Zarathustra could no longer restrain himself; he took
his staff and struck the wailer with all his might. "Stop this," cried
he to him with wrathful laughter, "stop this, thou stage-player! Thou
false coiner! Thou liar from the very heart! I know thee well!
I will soon make warm legs to thee, thou evil magician: I know well
how--to make it hot for such as thou!"
--"Leave off," said the old man, and sprang up from the ground, "strike
me no more, O Zarathustra! I did it only for amusement!

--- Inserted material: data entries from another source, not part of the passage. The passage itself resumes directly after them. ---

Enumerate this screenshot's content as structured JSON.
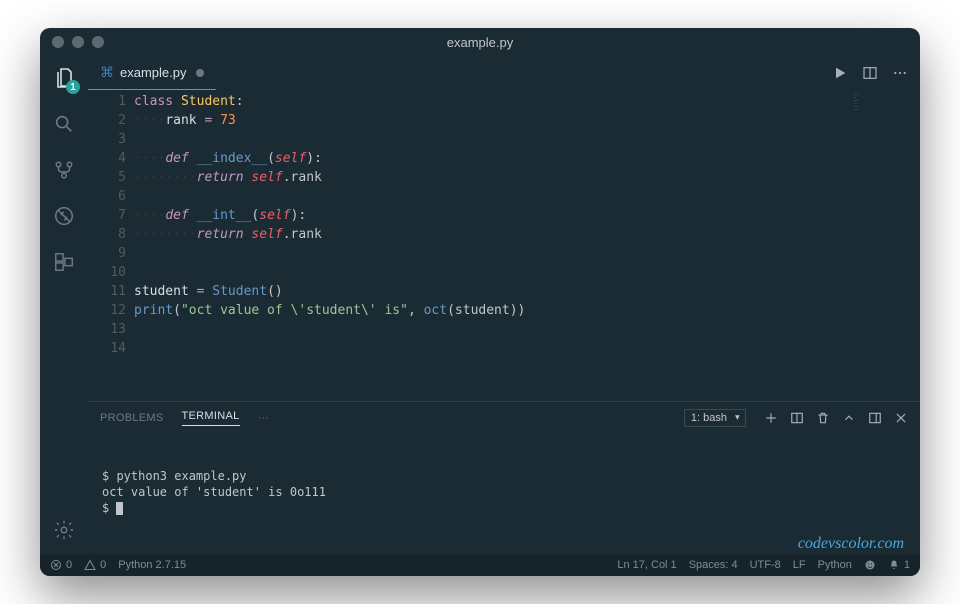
{
  "window": {
    "title": "example.py"
  },
  "activity": {
    "explorer_badge": "1"
  },
  "tab": {
    "filename": "example.py"
  },
  "code": {
    "lines": [
      {
        "n": "1",
        "html": "<span class='kw-class'>class</span> <span class='cls'>Student</span>:"
      },
      {
        "n": "2",
        "html": "<span class='ind'>····</span><span class='var'>rank</span> <span class='op'>=</span> <span class='num'>73</span>"
      },
      {
        "n": "3",
        "html": ""
      },
      {
        "n": "4",
        "html": "<span class='ind'>····</span><span class='kw-def'>def</span> <span class='fn'>__index__</span>(<span class='self'>self</span>):"
      },
      {
        "n": "5",
        "html": "<span class='ind'>········</span><span class='kw-return'>return</span> <span class='self'>self</span>.rank"
      },
      {
        "n": "6",
        "html": ""
      },
      {
        "n": "7",
        "html": "<span class='ind'>····</span><span class='kw-def'>def</span> <span class='fn'>__int__</span>(<span class='self'>self</span>):"
      },
      {
        "n": "8",
        "html": "<span class='ind'>········</span><span class='kw-return'>return</span> <span class='self'>self</span>.rank"
      },
      {
        "n": "9",
        "html": ""
      },
      {
        "n": "10",
        "html": ""
      },
      {
        "n": "11",
        "html": "<span class='var'>student</span> <span class='op'>=</span> <span class='fn'>Student</span>()"
      },
      {
        "n": "12",
        "html": "<span class='fn'>print</span>(<span class='str'>\"oct value of \\'student\\' is\"</span>, <span class='fn'>oct</span>(student))"
      },
      {
        "n": "13",
        "html": ""
      },
      {
        "n": "14",
        "html": ""
      }
    ]
  },
  "panel": {
    "tabs": {
      "problems": "PROBLEMS",
      "terminal": "TERMINAL"
    },
    "term_select": "1: bash",
    "terminal_lines": [
      "$ python3 example.py",
      "oct value of 'student' is 0o111",
      "$ "
    ]
  },
  "watermark": "codevscolor.com",
  "status": {
    "errors": "0",
    "warnings": "0",
    "python_version": "Python 2.7.15",
    "position": "Ln 17, Col 1",
    "spaces": "Spaces: 4",
    "encoding": "UTF-8",
    "eol": "LF",
    "language": "Python",
    "notifications": "1"
  }
}
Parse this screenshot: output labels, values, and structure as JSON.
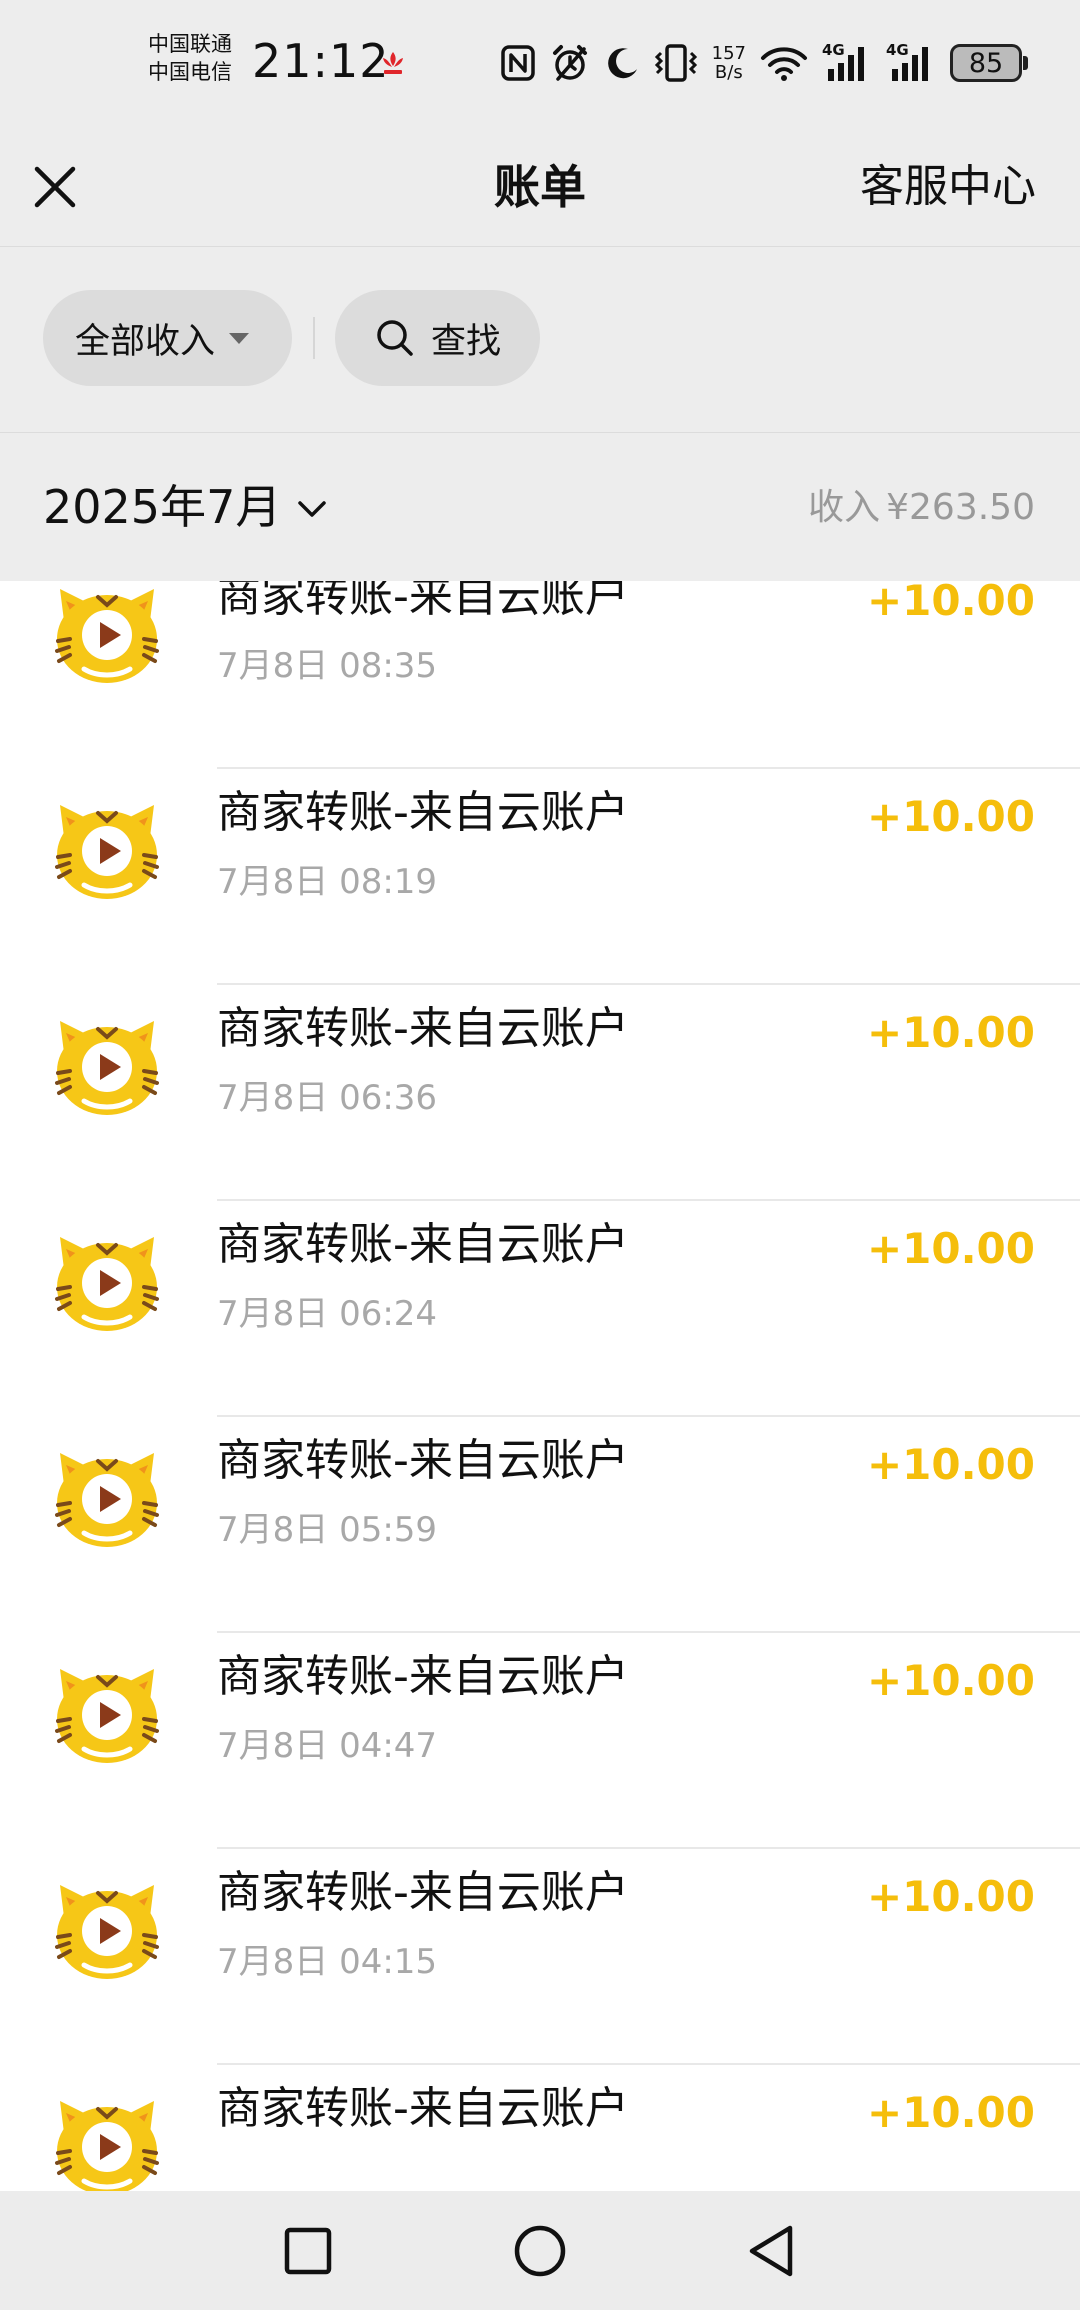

That kind of thing belongeth to mine art. Thee thyself, I wanted to put
to the proof when I gave this performance. And verily, thou hast well
detected me!
But thou thyself--hast given me no small proof of thyself: thou art
HARD, thou wise Zarathustra! Hard strikest thou with thy 'truths,' thy
cudgel forceth from me--THIS truth!"
--"Flatter not," answered Zarathustra, still excited and frowning,
"thou stage-player from the heart! Thou art false: why speakest thou--of
truth!
Thou peacock of peacocks, thou sea of vanity; WHAT didst thou represent
before me, thou evil magician; WHOM was I meant to believe in when thou
wailedst in such wise?"
"THE PENITENT IN SPIRIT," said the old man, "it was him--I represented;
thou thyself once devisedst this expression--
--The poet and magician who at last turneth his spirit against himself,
the transformed one who freezeth to death by his bad science and
conscience.
And just acknowledge it: it was long, O Zarathustra, before thou
discoveredst my trick and lie! Thou BELIEVEDST in my distress when thou
heldest my head with both thy hands,--
--I heard thee lament 'we have loved him too little, loved him too
little!' Because I so far deceived thee, my wickedness rejoiced in me."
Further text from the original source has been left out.